The poster is saying that if you are going to call out the operators of one for gross negligence, then the other should be called out as well. It is a very comparable situation and pretending that because cars are more ubiquitous, they should somehow be less restricted is a leap in logic that is rather ludicrous.
I don’t think they’re saying that. They’re hoping e-bikes get banned because of the issues they cause. Cars, regular bicycles and whatnot are sorta a lost cause at this point, they’re so crucial and numerous that it’d be really hard to ban them. So you have to deal them in other ways. Not so much for e-bikes which are new and nowhere near as numerous, so could feasibly be banned without as much issues.
It’s all well and good to consider them all equal and want to treat them as such, from a fairness point of view. But there’s big differences between them and in reality you’d have to take that into account and work with those differences. Even if it means being more lenient to one method.
Unless we’re talking about just pure hypothetical or fantasy scenario. Then it’s fine, don’t have to care about the differences then. But it’s good to keep things somewhat grounded imo.
By all means. I’m just saying it’s not the same, for the (imo) obvious and well, now mentioned reasons.

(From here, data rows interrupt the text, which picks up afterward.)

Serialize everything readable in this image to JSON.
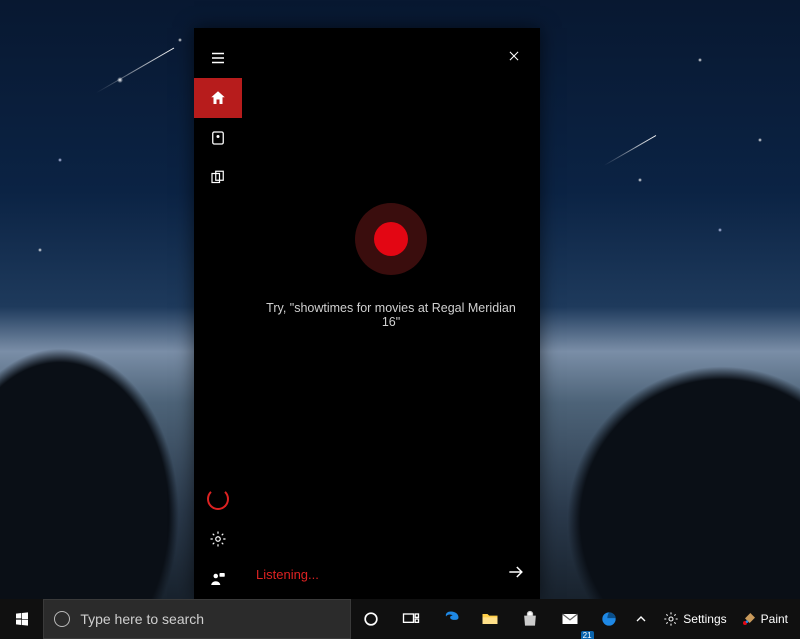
{
  "cortana": {
    "close_label": "Close",
    "nav": {
      "menu": "Menu",
      "home": "Home",
      "notebook": "Notebook",
      "devices": "Collections",
      "cortana": "Cortana",
      "settings": "Settings",
      "feedback": "Feedback"
    },
    "suggestion": "Try, \"showtimes for movies at Regal Meridian 16\"",
    "status": "Listening...",
    "submit_label": "Submit"
  },
  "taskbar": {
    "start": "Start",
    "search_placeholder": "Type here to search",
    "cortana_circle": "Talk to Cortana",
    "taskview": "Task View",
    "apps": {
      "edge": "Microsoft Edge",
      "file_explorer": "File Explorer",
      "store": "Microsoft Store",
      "mail": "Mail",
      "edge_dev": "Microsoft Edge Dev"
    },
    "mail_badge": "21",
    "tray": {
      "chevron": "Show hidden icons",
      "settings_label": "Settings",
      "paint_label": "Paint"
    }
  },
  "colors": {
    "accent_red": "#b71c1c",
    "orb_core": "#e30613",
    "status_red": "#d22"
  }
}
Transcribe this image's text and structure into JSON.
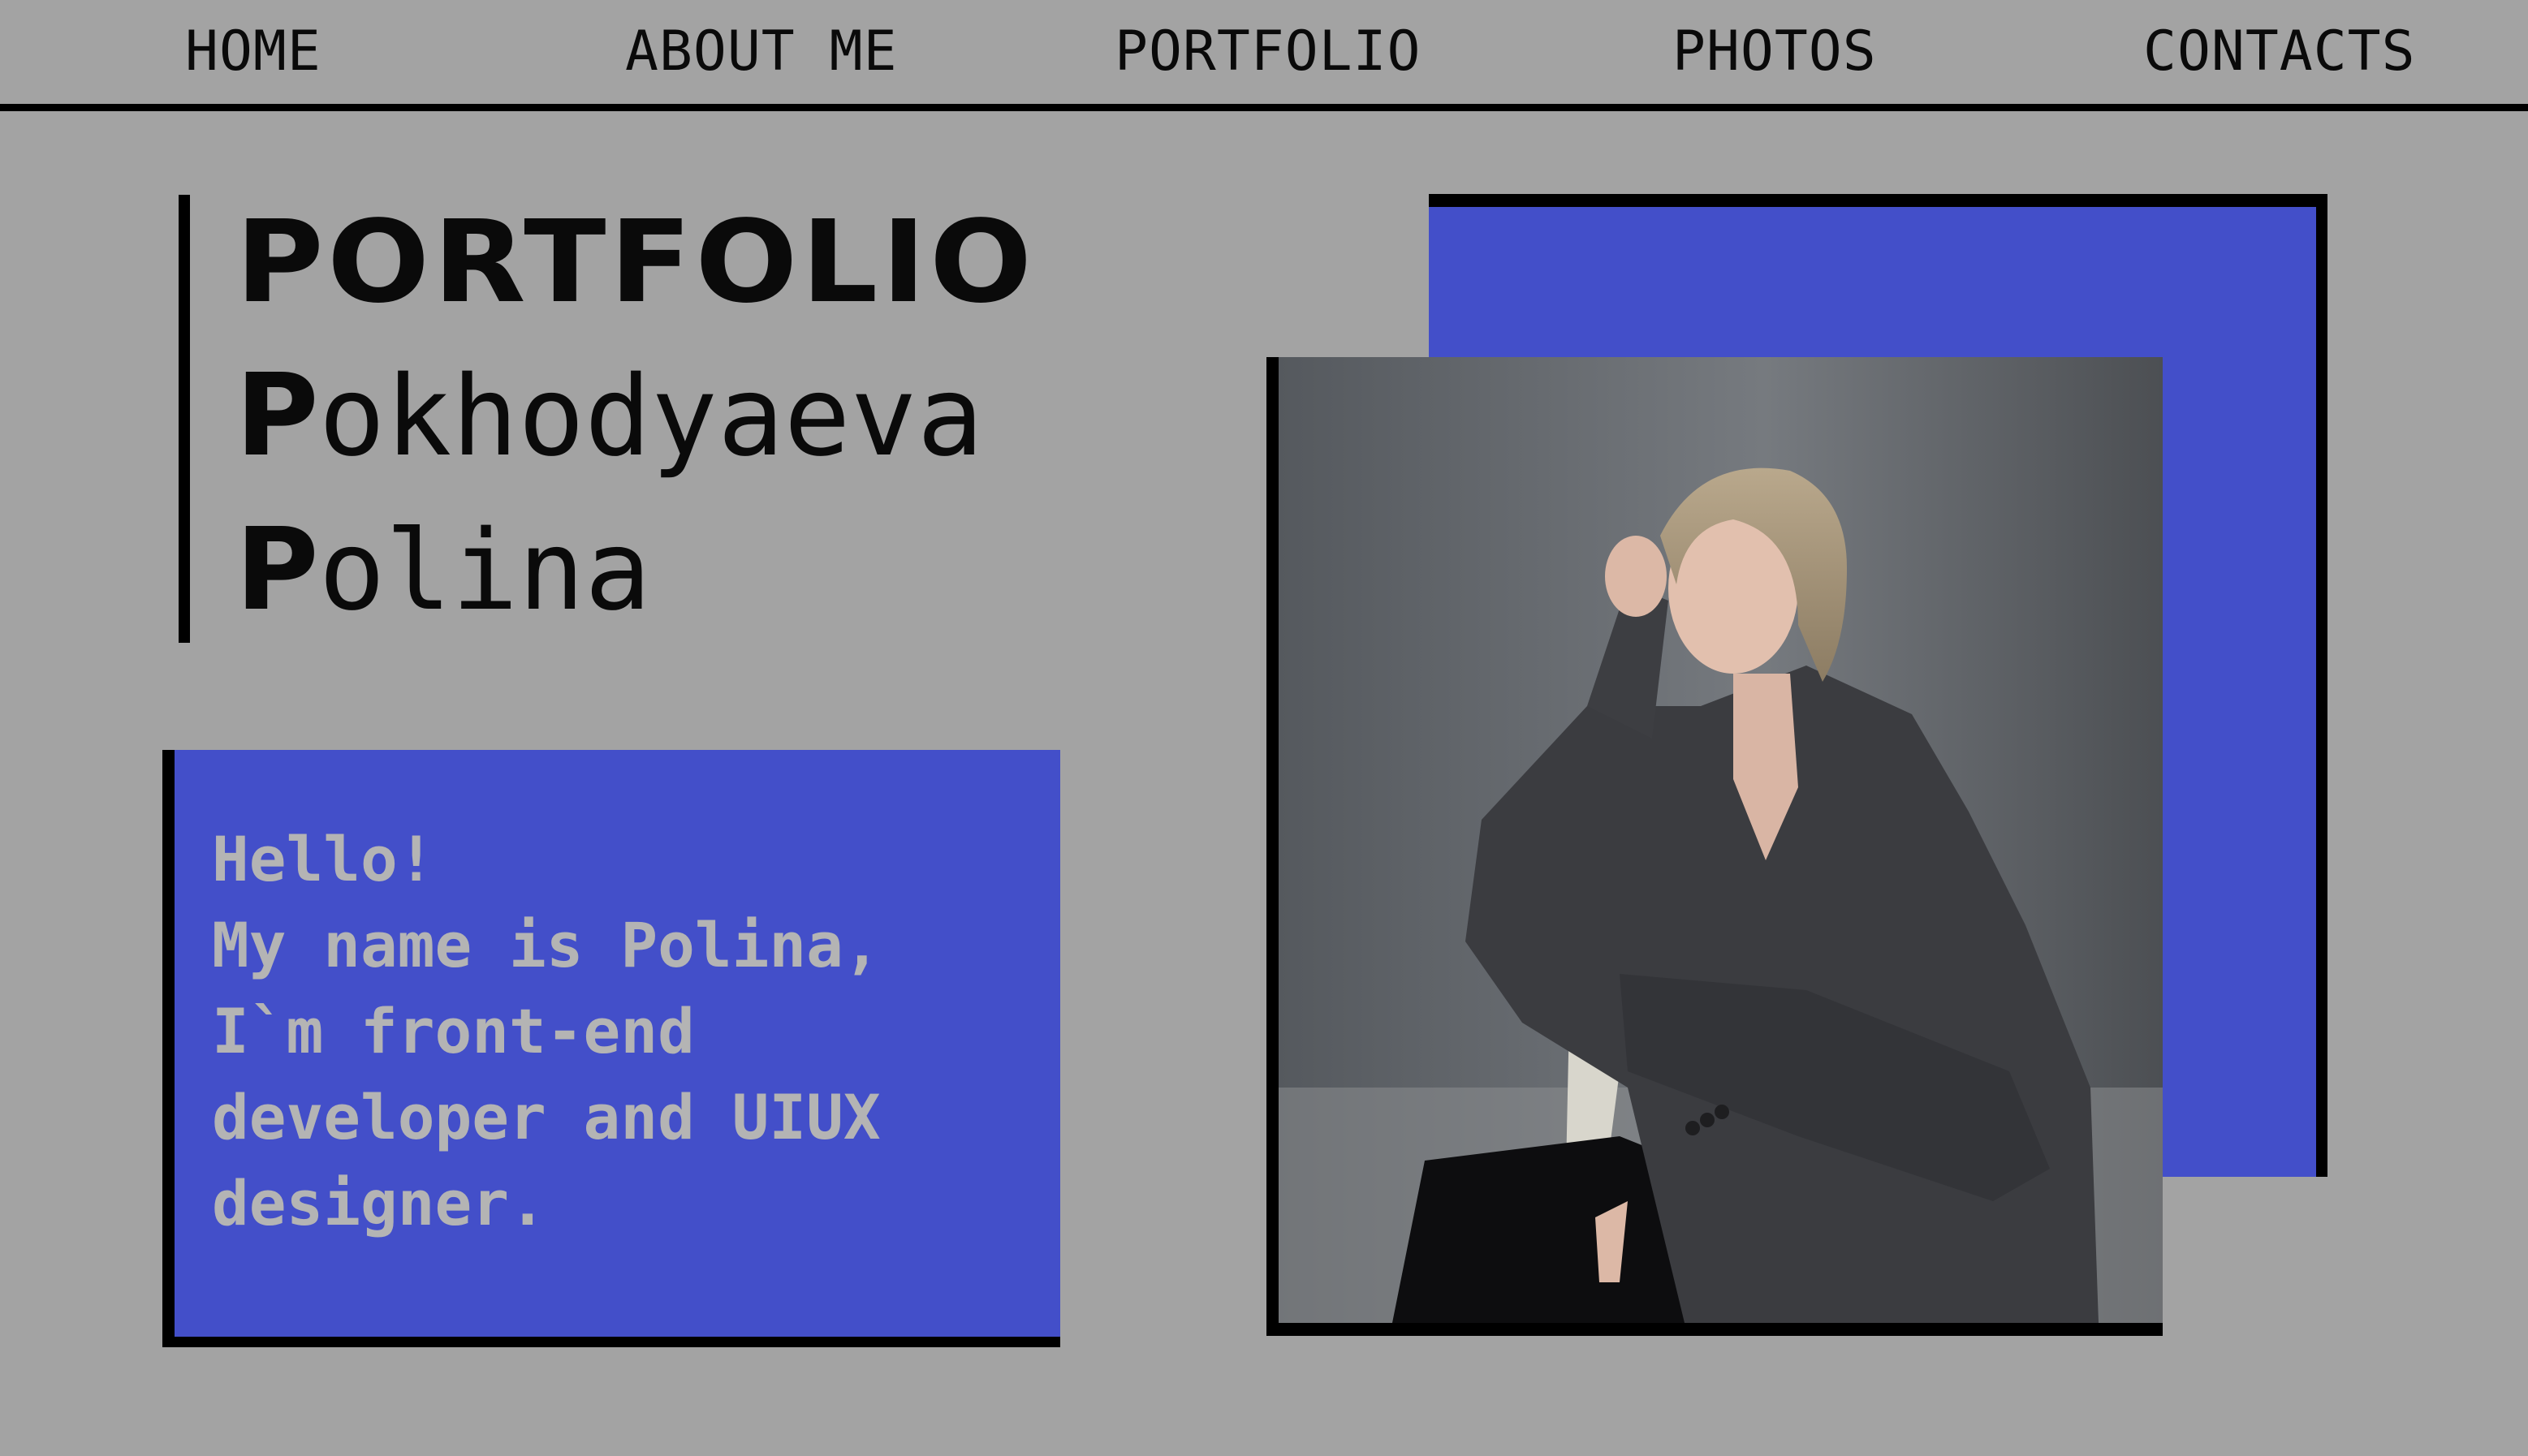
{
  "nav": {
    "items": [
      {
        "label": "HOME"
      },
      {
        "label": "ABOUT ME"
      },
      {
        "label": "PORTFOLIO"
      },
      {
        "label": "PHOTOS"
      },
      {
        "label": "CONTACTS"
      }
    ]
  },
  "hero": {
    "title": "PORTFOLIO",
    "surname_initial": "P",
    "surname_rest": "okhodyaeva",
    "firstname_initial": "P",
    "firstname_rest": "olina"
  },
  "intro": {
    "lines": [
      "Hello!",
      "My name is Polina,",
      "I`m front-end",
      "developer and UIUX",
      "designer."
    ]
  },
  "colors": {
    "background": "#a3a3a3",
    "accent_blue": "#434fc9",
    "intro_text": "#b4b4b4",
    "black": "#000000"
  },
  "photo": {
    "icon": "portrait-photo"
  }
}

Don’t know what you mean with less restricted. I don’t care if you ban all vehicles. I’m not advocating for some policy. Just saying it was a bad comparison because of the big differences.
No, I’m simplifying it to “If you want to use rule-breaking as reason to ban a class of vehicle, you have to apply it to all vehicles”.
Or even shorter: “Don’t ban e-bikes for bullshit reasons”
But you don’t have to. And you wouldn’t treat everything the same since they aren’t the same. It’s like saying when designing traffic routes, you have to treat every class of vehicle the same. Of course you wouldn’t, you’d consider prevalence, design goals, feasibility, need, all kinds of things.
Simplifying too much is a bad thing.
But the comment I answered at the beginning of this chain did.
They’re applying it to e-bikes. They said nothing about being an universal policy that affects any other vehicles the exact same way.